Handling Window Events

Your application must be prepared to handle two basic kinds of window-related events in its event loop:

Your application receives mouse-down events if it is the foreground process and the user clicks in the menu bar or a window belonging to your application. When it receives a mouse-down event, your application first calls the FindWindow function to map the cursor location to a window region, and then it branches to one of its own functions. See Responding to Mouse-Down Events for a further discussion of handling mouse-down events under Mac OS 8.5.

Whenever your application is the foreground process, it receives keyboard events. When the user presses a key or a combination of keys, your application responds by inserting data into the document, changing the display, or taking other actions as defined by your application.

Your application activates and deactivates windows in response to activate events, which the Event Manager generates to inform your application that a window is becoming active or inactive. Each activate event specifies the window to be changed and the direction of the change (that is, whether it is to be activated or deactivated).

The Event Manager sends your application an update event when changes on the desktop or in a window require that part or all of a window's content region be updated. The Window Manager and your application can both trigger update events by adding regions that need updating to the update region, as described in the section Maintaining the Update Region .

A switch into or out of your application from a different application is handled through suspend and resume events, not activate events. For example, if the user clicks in a window belonging to another application, the Event Manager typically sends your application a suspend event and performs a major switch to the other application. One of the ways that your application handles a suspend or resume event is by hiding or showing its floating windows; see Responding to Suspend and Resume Events for details.

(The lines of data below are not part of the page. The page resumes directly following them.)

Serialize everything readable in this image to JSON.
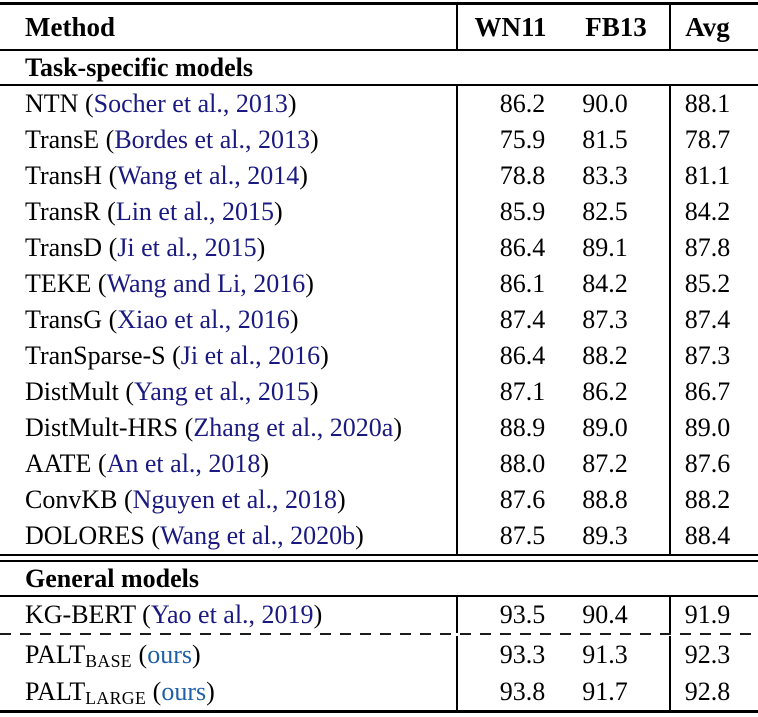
{
  "table": {
    "columns": {
      "method": "Method",
      "wn11": "WN11",
      "fb13": "FB13",
      "avg": "Avg"
    },
    "punct": {
      "open": " (",
      "close": ")"
    },
    "colors": {
      "citation": "#191980",
      "ours": "#1f5fa6",
      "text": "#000000"
    },
    "sections": [
      {
        "title": "Task-specific models",
        "rows": [
          {
            "name": "NTN",
            "cite": "Socher et al., 2013",
            "wn11": "86.2",
            "fb13": "90.0",
            "avg": "88.1"
          },
          {
            "name": "TransE",
            "cite": "Bordes et al., 2013",
            "wn11": "75.9",
            "fb13": "81.5",
            "avg": "78.7"
          },
          {
            "name": "TransH",
            "cite": "Wang et al., 2014",
            "wn11": "78.8",
            "fb13": "83.3",
            "avg": "81.1"
          },
          {
            "name": "TransR",
            "cite": "Lin et al., 2015",
            "wn11": "85.9",
            "fb13": "82.5",
            "avg": "84.2"
          },
          {
            "name": "TransD",
            "cite": "Ji et al., 2015",
            "wn11": "86.4",
            "fb13": "89.1",
            "avg": "87.8"
          },
          {
            "name": "TEKE",
            "cite": "Wang and Li, 2016",
            "wn11": "86.1",
            "fb13": "84.2",
            "avg": "85.2"
          },
          {
            "name": "TransG",
            "cite": "Xiao et al., 2016",
            "wn11": "87.4",
            "fb13": "87.3",
            "avg": "87.4"
          },
          {
            "name": "TranSparse-S",
            "cite": "Ji et al., 2016",
            "wn11": "86.4",
            "fb13": "88.2",
            "avg": "87.3"
          },
          {
            "name": "DistMult",
            "cite": "Yang et al., 2015",
            "wn11": "87.1",
            "fb13": "86.2",
            "avg": "86.7"
          },
          {
            "name": "DistMult-HRS",
            "cite": "Zhang et al., 2020a",
            "wn11": "88.9",
            "fb13": "89.0",
            "avg": "89.0"
          },
          {
            "name": "AATE",
            "cite": "An et al., 2018",
            "wn11": "88.0",
            "fb13": "87.2",
            "avg": "87.6"
          },
          {
            "name": "ConvKB",
            "cite": "Nguyen et al., 2018",
            "wn11": "87.6",
            "fb13": "88.8",
            "avg": "88.2"
          },
          {
            "name": "DOLORES",
            "cite": "Wang et al., 2020b",
            "wn11": "87.5",
            "fb13": "89.3",
            "avg": "88.4"
          }
        ]
      },
      {
        "title": "General models",
        "rows": [
          {
            "name": "KG-BERT",
            "cite": "Yao et al., 2019",
            "wn11": "93.5",
            "fb13": "90.4",
            "avg": "91.9",
            "dashed_after": true
          },
          {
            "name": "PALT",
            "sub": "BASE",
            "ours": "ours",
            "wn11": "93.3",
            "fb13": "91.3",
            "avg": "92.3"
          },
          {
            "name": "PALT",
            "sub": "LARGE",
            "ours": "ours",
            "wn11": "93.8",
            "fb13": "91.7",
            "avg": "92.8"
          }
        ]
      }
    ]
  }
}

In addition to handling specific events, however, your application should also call a function in its event loop to synchronize the file data for all of its document windows. While keeping your application's file data synchronized with that of the Finder is a good practice in general, it is especially important if your application is using proxy icons in its document windows. Because a proxy icon is much more prominent to a user than a Finder icon when the user is working in an open document, it is therefore more likely that the user may move the file represented by the proxy icon while the document is open. See Supporting Window Proxy Icons for a sample file synchronization function and a description of other aspects of proxy icon management.